Wait just a minute.

Did I hear correctly?

Right in the middle of a long, dark Maine winter, is there a ray of light? A reason for optimism that could launch us gleefully toward spring?

Some officials in Augusta say it could happen — the price of a gallon of Allen’s Coffee Brandy could be going down.

Maine’s spirit of choice — cheaper!

Admittedly that’s just a small benefit of what could come from the state’s renegotiation of its liquor contract, which has cost Maine millions and millions of dollars in revenue over the past 10 years that instead went to a private company.

But I dare say the coffee brandy benefit alone could snag Gov. Paul LePage, the force behind the renegotiation, more than a few new supporters.

On the other end of the spectrum Maine hospitals could be repaid the $186 million owed to them by the state and subsequently the federal government; retailers could see a rise in their profit margins from liquor and the state could see a huge increase in its annual share of profits from liquor sales — possibly from its current $8 million a year to $32 million.

It was 10 years ago that then Gov. John Baldacci, committed to not raising taxes but facing a $1 billion budget gap, opted to privatize the sale and distribution of liquor in the state at least in part on the advice of his longtime supporter and lobbyist Severin Beliveau. The state was paid $125 million for the lease and received an annual share of the profits.

Beliveau happened to represent an out-of-state client that eventually would become part owner of Maine Beverage Co., which has held the extraordinarily lucrative contract for the past 10 years.

That the contract is now up for renegotiation at all and could go a long way toward digging the state out of its long-term debt to hospitals is due in no small part to the stand taken by former Republican State Sen. Peter Mills.

Mills disagreed vehemently with Baldacci’s decision to sell off the liquor business and originally the plan called for just that, a complete and one-time monopolistic sale.

Mills fought and succeeded at attaching an amendment that would convert the sale to a 10-year lease.

And here we are today.

In case you still aren’t sure just how lucrative the liquor business is these days, here is what Maine Beverage Co.
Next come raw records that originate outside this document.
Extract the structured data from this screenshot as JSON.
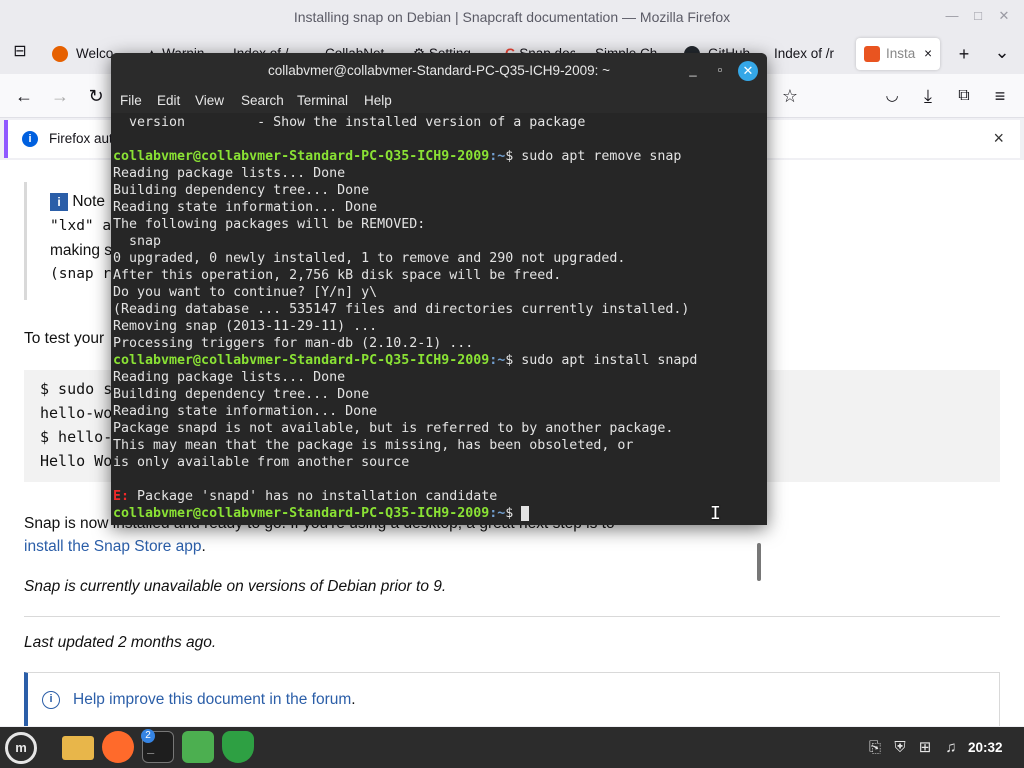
{
  "firefox": {
    "window_title": "Installing snap on Debian | Snapcraft documentation — Mozilla Firefox",
    "tabs": [
      {
        "label": "Welco",
        "favicon": "firefox-icon",
        "color": "#e66000"
      },
      {
        "label": "Warnin",
        "favicon": "warning-icon",
        "color": "#333333"
      },
      {
        "label": "Index of /",
        "favicon": "",
        "color": ""
      },
      {
        "label": "CollabNet",
        "favicon": "",
        "color": ""
      },
      {
        "label": "Setting",
        "favicon": "gear-icon",
        "color": "#555555"
      },
      {
        "label": "Snap doc",
        "favicon": "google-icon",
        "color": "#ea4335"
      },
      {
        "label": "Simple Ch",
        "favicon": "",
        "color": ""
      },
      {
        "label": "GitHub",
        "favicon": "github-icon",
        "color": "#24292f"
      },
      {
        "label": "Index of /r",
        "favicon": "",
        "color": ""
      },
      {
        "label": "Insta",
        "favicon": "snapcraft-icon",
        "color": "#e95420"
      }
    ],
    "new_tab_symbol": "+",
    "tab_list_symbol": "⌄",
    "notification": {
      "text": "Firefox aut",
      "close": "×"
    },
    "page": {
      "note_lines": [
        {
          "prefix": "Note",
          "rest": ""
        },
        {
          "prefix": "\"lxd\" a",
          "rest": ""
        },
        {
          "prefix": "making s",
          "rest": ""
        },
        {
          "prefix": "(snap r",
          "rest": ""
        }
      ],
      "test_intro": "To test your",
      "code_lines": [
        "$ sudo s",
        "hello-wo",
        "$ hello-",
        "Hello Wo"
      ],
      "installed_text": "Snap is now installed and ready to go. If you're using a desktop, a great next step is to",
      "store_link": "install the Snap Store app",
      "store_link_suffix": ".",
      "unavailable_text": "Snap is currently unavailable on versions of Debian prior to 9.",
      "last_updated": "Last updated 2 months ago.",
      "help_link": "Help improve this document in the forum",
      "help_suffix": "."
    }
  },
  "terminal": {
    "title": "collabvmer@collabvmer-Standard-PC-Q35-ICH9-2009: ~",
    "menu": [
      "File",
      "Edit",
      "View",
      "Search",
      "Terminal",
      "Help"
    ],
    "prompt_user": "collabvmer@collabvmer-Standard-PC-Q35-ICH9-2009",
    "prompt_path": ":~",
    "prompt_symbol": "$",
    "lines": [
      {
        "type": "out",
        "text": "  version         - Show the installed version of a package"
      },
      {
        "type": "blank",
        "text": ""
      },
      {
        "type": "prompt",
        "cmd": " sudo apt remove snap"
      },
      {
        "type": "out",
        "text": "Reading package lists... Done"
      },
      {
        "type": "out",
        "text": "Building dependency tree... Done"
      },
      {
        "type": "out",
        "text": "Reading state information... Done"
      },
      {
        "type": "out",
        "text": "The following packages will be REMOVED:"
      },
      {
        "type": "out",
        "text": "  snap"
      },
      {
        "type": "out",
        "text": "0 upgraded, 0 newly installed, 1 to remove and 290 not upgraded."
      },
      {
        "type": "out",
        "text": "After this operation, 2,756 kB disk space will be freed."
      },
      {
        "type": "out",
        "text": "Do you want to continue? [Y/n] y\\"
      },
      {
        "type": "out",
        "text": "(Reading database ... 535147 files and directories currently installed.)"
      },
      {
        "type": "out",
        "text": "Removing snap (2013-11-29-11) ..."
      },
      {
        "type": "out",
        "text": "Processing triggers for man-db (2.10.2-1) ..."
      },
      {
        "type": "prompt",
        "cmd": " sudo apt install snapd"
      },
      {
        "type": "out",
        "text": "Reading package lists... Done"
      },
      {
        "type": "out",
        "text": "Building dependency tree... Done"
      },
      {
        "type": "out",
        "text": "Reading state information... Done"
      },
      {
        "type": "out",
        "text": "Package snapd is not available, but is referred to by another package."
      },
      {
        "type": "out",
        "text": "This may mean that the package is missing, has been obsoleted, or"
      },
      {
        "type": "out",
        "text": "is only available from another source"
      },
      {
        "type": "blank",
        "text": ""
      },
      {
        "type": "error",
        "tag": "E:",
        "text": " Package 'snapd' has no installation candidate"
      },
      {
        "type": "prompt",
        "cmd": " "
      }
    ]
  },
  "taskbar": {
    "menu_icon": "mint-menu-icon",
    "apps": [
      {
        "name": "files-icon",
        "color": "#e8b64a"
      },
      {
        "name": "firefox-icon",
        "color": "#ff6a2b"
      },
      {
        "name": "terminal-icon",
        "color": "#1e1e1e"
      },
      {
        "name": "calculator-icon",
        "color": "#4caf50"
      },
      {
        "name": "shield-icon",
        "color": "#2ea043"
      }
    ],
    "terminal_badge": "2",
    "clock": "20:32"
  }
}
CEO Dean Williams said while trying to convince LePage that his company should be allowed to continue its control of the contract:

“We’d step up to the plate, pay a lot more than we have in the past and try to continue this great relationship,” he said.

He offered to pay the state $186 million up front so it could pay off the hospitals without having to worry about all those pesky revenue bonds and such.
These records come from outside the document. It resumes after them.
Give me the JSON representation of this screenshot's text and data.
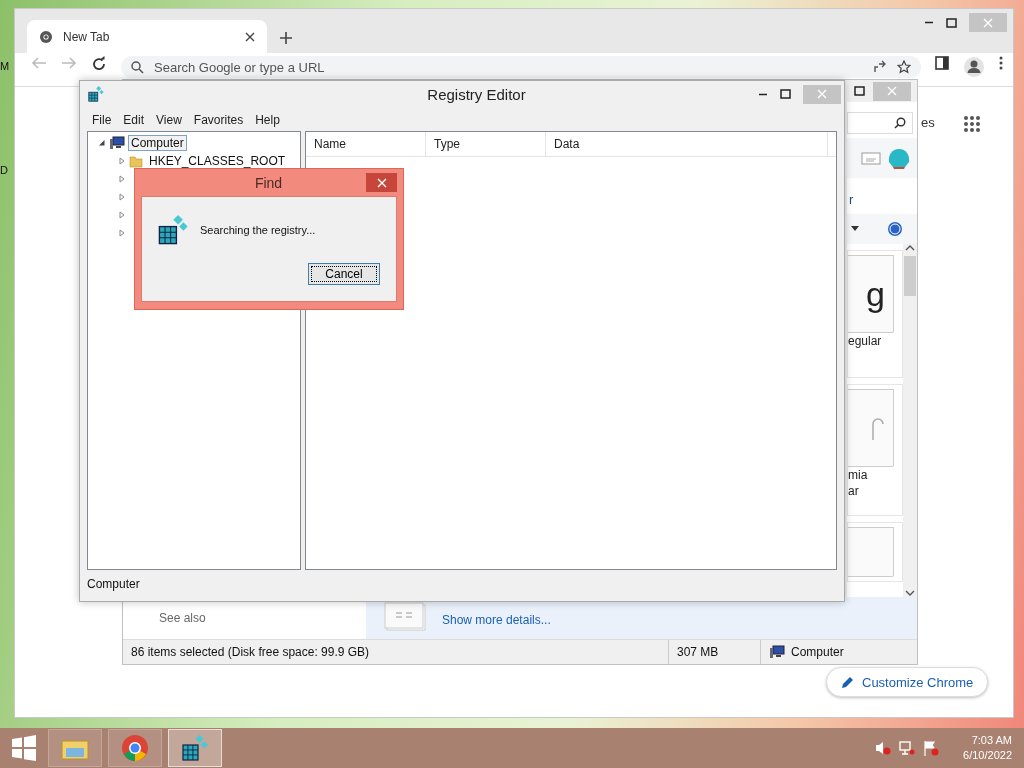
{
  "desktop": {
    "edge_labels": [
      "M",
      "D"
    ]
  },
  "browser": {
    "tabs": [
      {
        "title": "New Tab",
        "selected": true
      }
    ],
    "omnibox": {
      "placeholder": "Search Google or type a URL"
    },
    "shortcut_label": "es",
    "customize_button": "Customize Chrome"
  },
  "explorer": {
    "pane_fragment": "r",
    "files": [
      {
        "kind": "glyph",
        "preview": "g",
        "caption": [
          "egular"
        ]
      },
      {
        "kind": "arch",
        "caption": [
          "mia",
          "ar"
        ]
      },
      {
        "kind": "blank"
      }
    ],
    "see_also": "See also",
    "details_link": "Show more details...",
    "status": {
      "selection": "86 items selected (Disk free space: 99.9 GB)",
      "size": "307 MB",
      "location": "Computer"
    }
  },
  "registry_editor": {
    "title": "Registry Editor",
    "menu": [
      "File",
      "Edit",
      "View",
      "Favorites",
      "Help"
    ],
    "tree": [
      {
        "label": "Computer",
        "selected": true,
        "expanded": true,
        "children": [
          {
            "label": "HKEY_CLASSES_ROOT",
            "expanded": false
          },
          {
            "expanded": false
          },
          {
            "expanded": false
          },
          {
            "expanded": false
          },
          {
            "expanded": false
          }
        ]
      }
    ],
    "columns": [
      "Name",
      "Type",
      "Data"
    ],
    "status": "Computer"
  },
  "find_dialog": {
    "title": "Find",
    "message": "Searching the registry...",
    "button": "Cancel"
  },
  "taskbar": {
    "apps": [
      {
        "kind": "explorer",
        "selected": false
      },
      {
        "kind": "chrome",
        "selected": false
      },
      {
        "kind": "regedit",
        "selected": true
      }
    ],
    "time": "7:03 AM",
    "date": "6/10/2022"
  }
}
That way, Williams assured LePage, “If the wholesale liquor business fails to perform it’s our risk, not yours.”

Some estimates have placed the value of the liquor contract between $380 million and $450 million.

Liquor sales seem to be profitable and stable despite the economy and there is probably little risk of that business failing.
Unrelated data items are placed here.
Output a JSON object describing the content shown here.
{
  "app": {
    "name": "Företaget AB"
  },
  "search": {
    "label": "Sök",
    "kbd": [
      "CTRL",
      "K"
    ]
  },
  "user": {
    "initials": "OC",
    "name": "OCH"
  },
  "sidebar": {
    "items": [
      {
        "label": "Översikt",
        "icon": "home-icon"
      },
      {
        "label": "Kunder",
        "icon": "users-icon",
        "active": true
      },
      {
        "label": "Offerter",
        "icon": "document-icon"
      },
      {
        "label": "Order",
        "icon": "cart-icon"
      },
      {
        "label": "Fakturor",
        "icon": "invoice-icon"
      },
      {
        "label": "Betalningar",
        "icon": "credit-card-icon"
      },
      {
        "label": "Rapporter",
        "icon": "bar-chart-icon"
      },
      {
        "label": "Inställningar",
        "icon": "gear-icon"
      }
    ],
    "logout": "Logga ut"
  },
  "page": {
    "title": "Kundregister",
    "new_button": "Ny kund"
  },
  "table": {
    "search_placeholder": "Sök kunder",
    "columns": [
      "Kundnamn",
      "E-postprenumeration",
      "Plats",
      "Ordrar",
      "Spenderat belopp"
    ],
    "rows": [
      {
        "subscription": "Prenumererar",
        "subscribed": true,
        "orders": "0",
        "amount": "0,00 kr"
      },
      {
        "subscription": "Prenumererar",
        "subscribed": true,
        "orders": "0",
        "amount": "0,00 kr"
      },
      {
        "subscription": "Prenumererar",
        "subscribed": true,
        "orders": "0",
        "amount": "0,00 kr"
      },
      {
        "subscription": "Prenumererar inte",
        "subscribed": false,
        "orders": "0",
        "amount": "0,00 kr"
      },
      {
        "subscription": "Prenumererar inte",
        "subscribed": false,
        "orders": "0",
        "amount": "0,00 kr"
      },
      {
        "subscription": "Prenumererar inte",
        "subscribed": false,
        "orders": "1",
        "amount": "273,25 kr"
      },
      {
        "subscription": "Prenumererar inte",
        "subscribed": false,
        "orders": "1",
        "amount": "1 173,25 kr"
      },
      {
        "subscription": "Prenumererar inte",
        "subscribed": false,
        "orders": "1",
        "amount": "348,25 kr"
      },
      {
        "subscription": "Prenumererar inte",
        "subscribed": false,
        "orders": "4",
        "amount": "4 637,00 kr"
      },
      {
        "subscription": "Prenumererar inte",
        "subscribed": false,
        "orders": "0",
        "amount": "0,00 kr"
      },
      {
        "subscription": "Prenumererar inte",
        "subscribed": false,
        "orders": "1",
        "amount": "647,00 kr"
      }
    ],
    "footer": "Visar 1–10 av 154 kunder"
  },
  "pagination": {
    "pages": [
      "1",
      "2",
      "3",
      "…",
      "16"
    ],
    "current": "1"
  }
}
I don’t mean to belittle Mr. Williams. By all accounts, Maine Beverage Co. has done a credible job running Maine’s liquor business. But the profits have been enormous and Maine has missed out on millions and millions of dollars over the years because its leaders at the time acted out of desperation and with not enough thought about the long-term implications of their decision.

LePage is absolutely right to make the most of this opportunity by opening up the bidding process to all in order to get the best deal for the state. The Legislature should help assure it happens.

Really. It’s worthy of celebrating. Cheap Allen’s Coffee Brandy all ’round.